The hit HBO fantasy won its fourth Outstanding Drama trophy for its final season, while Peter Dinklage won his fourth Emmy for Outstanding Supporting Actor in a Drama Series, making him the only Game of Thrones performer to win an acting Emmy during the show’s run.
Fleabag, meanwhile, won four awards (the most of any program this evening), including Outstanding Comedy Series, Outstanding Writing and Outstanding Director. Creator and star Phoebe Waller-Bridge also pulled off what was arguably the upset of the night, winning Outstanding Actress in a Comedy and besting Julia Louis-Dreyfus, who’d won the prize six times for each season of Veep and was angling for a perfect sweep for her turn in the final season of the political satire (Veep ultimately went home empty handed on the night).
Going without a host for the first time since 2003, the 2019 Emmy Awards instead relied on an array of presenters to pay tribute to — and periodically poke some fun at — the current TV landscape. The opening segment, for instance, featured Homer Simpson getting crushed by a piano and a flustered Anthony Anderson trying to keep the show together, before Bryan Cranston emerged to earnestly introduce a montage featuring clips of the night’s nominees.

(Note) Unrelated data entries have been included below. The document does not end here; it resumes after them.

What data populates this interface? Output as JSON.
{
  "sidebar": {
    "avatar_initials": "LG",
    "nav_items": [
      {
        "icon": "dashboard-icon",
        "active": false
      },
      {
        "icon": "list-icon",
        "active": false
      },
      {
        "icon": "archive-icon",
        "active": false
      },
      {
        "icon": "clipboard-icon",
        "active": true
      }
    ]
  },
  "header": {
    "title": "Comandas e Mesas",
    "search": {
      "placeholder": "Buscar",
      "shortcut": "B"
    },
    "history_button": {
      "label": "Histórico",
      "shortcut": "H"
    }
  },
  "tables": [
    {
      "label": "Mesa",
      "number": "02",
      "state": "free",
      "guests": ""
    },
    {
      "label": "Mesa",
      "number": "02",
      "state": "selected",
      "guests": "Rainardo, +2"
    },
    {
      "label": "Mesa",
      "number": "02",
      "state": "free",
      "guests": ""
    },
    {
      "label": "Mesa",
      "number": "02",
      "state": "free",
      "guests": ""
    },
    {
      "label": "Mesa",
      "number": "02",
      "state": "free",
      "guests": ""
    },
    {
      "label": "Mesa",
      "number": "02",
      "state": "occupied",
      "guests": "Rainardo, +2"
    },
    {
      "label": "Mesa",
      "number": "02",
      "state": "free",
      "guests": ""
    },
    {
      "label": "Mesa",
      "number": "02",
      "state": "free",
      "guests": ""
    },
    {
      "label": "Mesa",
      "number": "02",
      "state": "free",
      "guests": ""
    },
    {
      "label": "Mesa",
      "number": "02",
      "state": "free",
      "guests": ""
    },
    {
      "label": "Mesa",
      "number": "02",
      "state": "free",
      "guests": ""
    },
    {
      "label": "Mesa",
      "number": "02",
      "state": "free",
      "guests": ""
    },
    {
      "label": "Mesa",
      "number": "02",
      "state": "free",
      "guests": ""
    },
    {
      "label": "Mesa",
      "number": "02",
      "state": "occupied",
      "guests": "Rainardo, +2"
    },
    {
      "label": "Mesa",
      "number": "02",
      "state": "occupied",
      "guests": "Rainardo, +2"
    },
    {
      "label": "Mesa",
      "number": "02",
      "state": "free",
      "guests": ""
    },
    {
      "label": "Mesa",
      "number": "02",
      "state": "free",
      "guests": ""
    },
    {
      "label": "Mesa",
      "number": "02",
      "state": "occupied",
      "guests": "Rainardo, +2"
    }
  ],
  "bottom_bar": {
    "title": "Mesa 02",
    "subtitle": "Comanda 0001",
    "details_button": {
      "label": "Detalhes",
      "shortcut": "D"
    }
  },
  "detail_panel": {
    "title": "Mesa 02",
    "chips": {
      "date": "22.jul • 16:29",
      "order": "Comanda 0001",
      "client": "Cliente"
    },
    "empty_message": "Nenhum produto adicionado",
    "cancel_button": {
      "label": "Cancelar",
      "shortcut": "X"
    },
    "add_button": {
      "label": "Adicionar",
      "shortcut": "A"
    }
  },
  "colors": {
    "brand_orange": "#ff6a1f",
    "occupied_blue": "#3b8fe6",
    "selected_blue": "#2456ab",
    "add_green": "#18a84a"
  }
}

Elsewhere, there was not only a standard in memoriam segment — helmed by Halsey, who covered Cyndi Lauper’s Time After Time — but another for departing shows like The Big Bang Theory and Broad City (both Veep and Game of Thrones got their own special farewells). Actor Adam Devine also helmed an over-the-top song-and-dance number to introduce the Variety category, while comedian Thomas Lennon spent the night dropping one-liners about the winners with varying degrees of success (his most savage line: A shout out to “any of our previous lead actress winners who are watching tonight from prison… those two weeks are gonna fly right by” — a very pointed reference to Felicity Huffman).
While Game of Thrones won the top TV Drama prize, it didn’t fully dominate the category and instead made way for several first-time winners. Ozark picked up its first two Emmys, with Julia Garner beating out four GoT stars to take home the Outstanding Supporting Actress prize, while her co-star Jason Bateman won for Outstanding Director. Billy Porter beat out heavy-hitters like Sterling K. Brown (This Is Us) and Kit Harrington (GoT) to win Outstanding Lead Actor for Pose, while Outstanding Lead Actress went to Jodie Comer for her turn in Killing Eve.
Outside of Fleabag‘s comedy dominance, Bill Hader scooped up his second straight Outstanding Actor in a Comedy trophy for Barry, while Tony Shalhoub and Alex Borstein won the Outstanding Supporting Actor and Actress prizes for The Marvelous Mrs. Maisel.
In the Limited Series category, Chernobyl was the biggest winner, securing trophies for Writing, Directing and Outstanding Limited Series. The acting awards, however, were divvied up amongst an eclectic mix of performers, three of whom delivered some of the most moving speeches of the night. Jharrel Jerome won Outstanding Actor for his turn in the Central Park Five series, When They See Us and dedicated his first win to “the men that we know as the Exonerated Five.” Patricia Arquette called for trans equality and honored her late sister, Alexis, while accepting her Outstanding Supporting Actress trophy for The Act. And Michelle Williams, upon winning Outstanding lead Actress for her turn in Fosse/Verdon, made an impassioned plea for closing the industry wage gap and creating a more welcoming environment for women and marginalized communities.
And in the Variety category, Saturday Night Live and Last Week Tonight cleaned up once again. The former won Outstanding Directing and Variety Sketch Series, while John Oliver’s HBO series won Outstanding Writing and its fourth straight Emmy for Outstanding Variety Talk Series.